QUARRY by Max Allan Collins (Hard Case Crime, October 2015) Originally published as THE BROKER in 1976. Paperback, 272 pages.
Synopsis on the Goodreads website . . . .
The assignment was simple: stake out the man's home and kill him. Easy work for a professional like Quarry. But when things go horribly wrong, Quarry finds himself with a new mission: learn who hired him, and make the bastard pay.
The longest-running series from Max Allan Collins, author of Road to Perdition, and the first ever to feature a hitman as the main character, the Quarry novels tell the story of a paid assassin with a rebellious streak and an unlikely taste for justice. Once a Marine sniper, Quarry found a new home stateside with a group of contract killers. But some men aren't made for taking orders - and when Quarry strikes off on his own, god help the man on the other side of his nine-millimeter...
My Five-Star Review on the Goodreads website . . . . .
A quick read, and very entertaining. It also leaves the reader with something to think about - a society getting more and more self-centered, unemotional, and cruel. Yeah, that's pretty extreme - but that's how it left me. In spite of that, Collins creates a sympathetic character in Quarry. That's a neat trick to pull off.

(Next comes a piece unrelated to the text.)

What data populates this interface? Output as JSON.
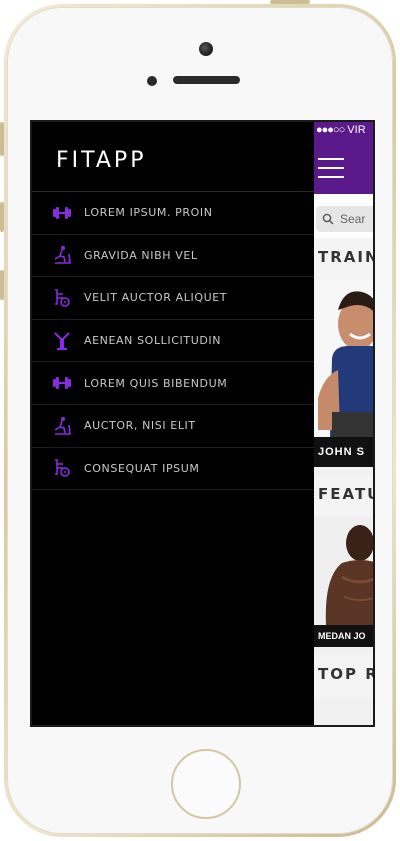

Even more remarkable is that this was originally written in 1976. This could even be considered a ground-breaking novel for the crime genre, but I won't go that far. Written in the classic style of hard-boiled detective fiction, QUARRY differs in that the main character is not a private detective. He's a contracted hitman, a freelancer (although he was getting the majority of his work through The Broker.)
If I had read any of Mickey Spillane's Mike Hammer novels (on my to-be-read list) I would probably be comparing Collins to Spillane. I'm just guessing that they are similar, based on some critiques of Spillane that I have read.

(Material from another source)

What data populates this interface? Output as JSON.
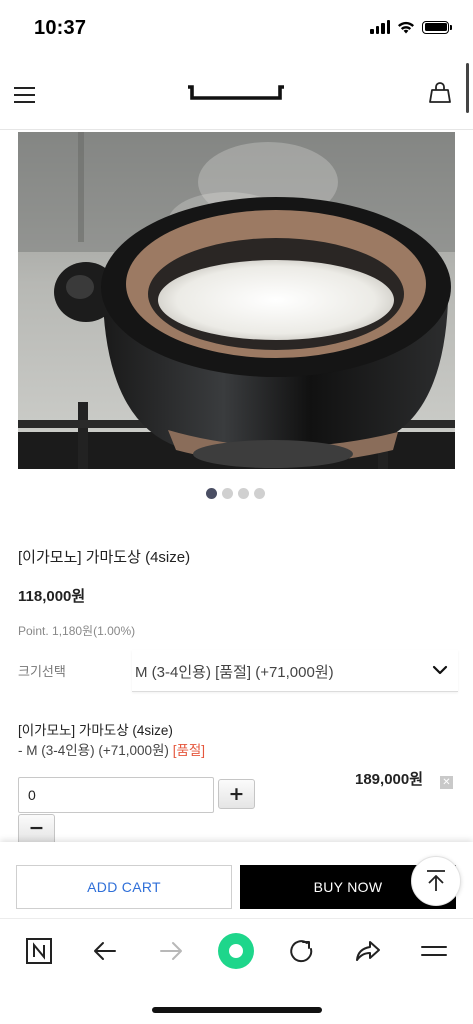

This isn't quite on the same level as the brilliant Raymond Chandler's Phillip Marlowe novels, but it does bear comparison. Both Chandler and Collins write about the excesses of high society, the moral depravity of the elite who feel themselves entitled. Except this isn't Los Angeles, it's a small fictional Midwestern town (based on where Collins grew up).
Here's an example of passages that I really liked, and also how I suspect Spillane writes:
Anybody I ever hit was set to go anyway. I saw to it that it happened clean and fast. It was something like working in a butcher shop, only my job pays better, the hours are shorter and there isn't the mess.
And, this one that reminds me of Chandler:
Outside the thunder rumbled, crackled. She joined me at the window and looked out. The gray streaking rain reflected on her pink flesh, as though someone were projecting a film and using her as a screen.